As most property owners know, the continual claim that the school district has needs that exceed its ability to provide adequate upgrades and modernization for its students often come at times when most home owners are experiencing a constant parade of head winds that are unaffordable.  With increasing regularity they come in the form of local taxing agencies such as our school district which has an abysmal record to show for the millions they already receive.  As such it is perhaps time to check the record of the school district to see if that monetary grift is absolutely necessary.

The school district currently has eleven school sites, most of which are in good to fair condition, per the district’s superintendent of schools.  For sometime now the district’s student population has declined substantially making the need to maintain and staff eleven school sites some what questionable.  The school district also maintains a wide variety of other sites that have little to do with educating students.  Why does the district continue to to maintain site and staffing levels that exceeds its needs by a substantial margin?  And why does it always become the task of those outside the educational community of cloud dwellers to point to the obvious?

It clearly is not a question of monetary need that bewilders those on the school board or the district’s executive staff, but how to distribute funding when you have too much to address and not enough need to justify the number of school and ancillary sites, as well as staffing population in the district for the student population it serves.  Particularly in light of the district’s dreadful record on the educational front, how is it able to say with a straight face that the local property owners must face a general obligation bond when the district currently sits on millions of dollars of funding that must be spent on more unnecessary staffing?

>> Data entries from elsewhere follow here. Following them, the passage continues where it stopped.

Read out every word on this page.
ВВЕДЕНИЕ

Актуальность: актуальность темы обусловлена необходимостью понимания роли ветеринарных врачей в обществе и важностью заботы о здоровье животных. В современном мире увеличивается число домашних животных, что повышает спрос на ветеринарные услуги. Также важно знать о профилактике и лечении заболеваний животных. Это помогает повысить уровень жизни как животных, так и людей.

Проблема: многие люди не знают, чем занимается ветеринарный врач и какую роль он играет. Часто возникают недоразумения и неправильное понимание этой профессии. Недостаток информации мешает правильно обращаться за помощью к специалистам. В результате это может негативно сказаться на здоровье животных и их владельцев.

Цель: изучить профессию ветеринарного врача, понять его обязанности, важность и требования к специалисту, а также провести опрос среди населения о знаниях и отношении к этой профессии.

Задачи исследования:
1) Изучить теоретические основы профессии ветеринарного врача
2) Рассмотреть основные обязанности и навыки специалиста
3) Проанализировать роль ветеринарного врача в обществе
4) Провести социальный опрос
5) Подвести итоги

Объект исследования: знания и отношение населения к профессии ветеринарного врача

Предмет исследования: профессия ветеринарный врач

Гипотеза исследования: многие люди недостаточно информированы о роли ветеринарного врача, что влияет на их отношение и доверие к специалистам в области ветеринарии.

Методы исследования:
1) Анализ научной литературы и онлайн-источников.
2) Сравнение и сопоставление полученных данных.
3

For the school district it is always somebody else’s fault.  The State doesn’t allow us to be financially responsible.  We can’t maintain our school sites because too much of our budget is required for unnecessary staffing.  We can’t properly educate because of parental failings.  General maintenance costs too much.  And on and on.  The whole system of Public Education is a train wreck that has utterly failed in its primary task, educating youth.  It is not a revelation that Public Education and the local school district go hand in hand with failure to accomplish for decades the solitary task asked of it, to educate.

All the pleadings of its “for the children” should be set aside until the local school district gets its house in order.  Kids do not care whether they are being educated on the lawn in front of  school site, or in a ramshackled one room school house, there just has to be some sort of effort to actually educate.  Clearly this is something the local district has forgotten about and is inclined to make excuses and point to inconsequential material voids that are irrelevant in the broader scheme of educating young adults.

Does the school district need $59 million for what is clearly general maintenance?  Absolutely NOT!  Vote NO! on Measure H on November 5th.  Time for a little dose of reality for the local school district.  Time for the public to stop carrying water for school district failures to educate!  Time for the district to get real about their needs!  Vote NO on Measure H!!!!!!!!!!

2 thoughts on “Does the School District Have Too Much?”
  1. TomP yes they think we are made of money, we are retired for many years, our SS does not go up to cover higher tax, our grocery bill has doubled, gas no trips. I am so sick of these evil, lying, politicians.

  2. I voted “No” on CR and school. Finally paid off my mortgage and they want to pile on the Property Tax. I should be flattered they think we have plenty of money, but we don’t. Also, what sense does it make we are building this alleged “low income” housing and they want to increase the Property Tax. Bad enough utilities going up. Every time we get our 3 month garbage bill it goes up. With all this new housing and growth I suspect all the utilities are going to increase. I hope they considered we will have enough water for all this growth–I doubt it.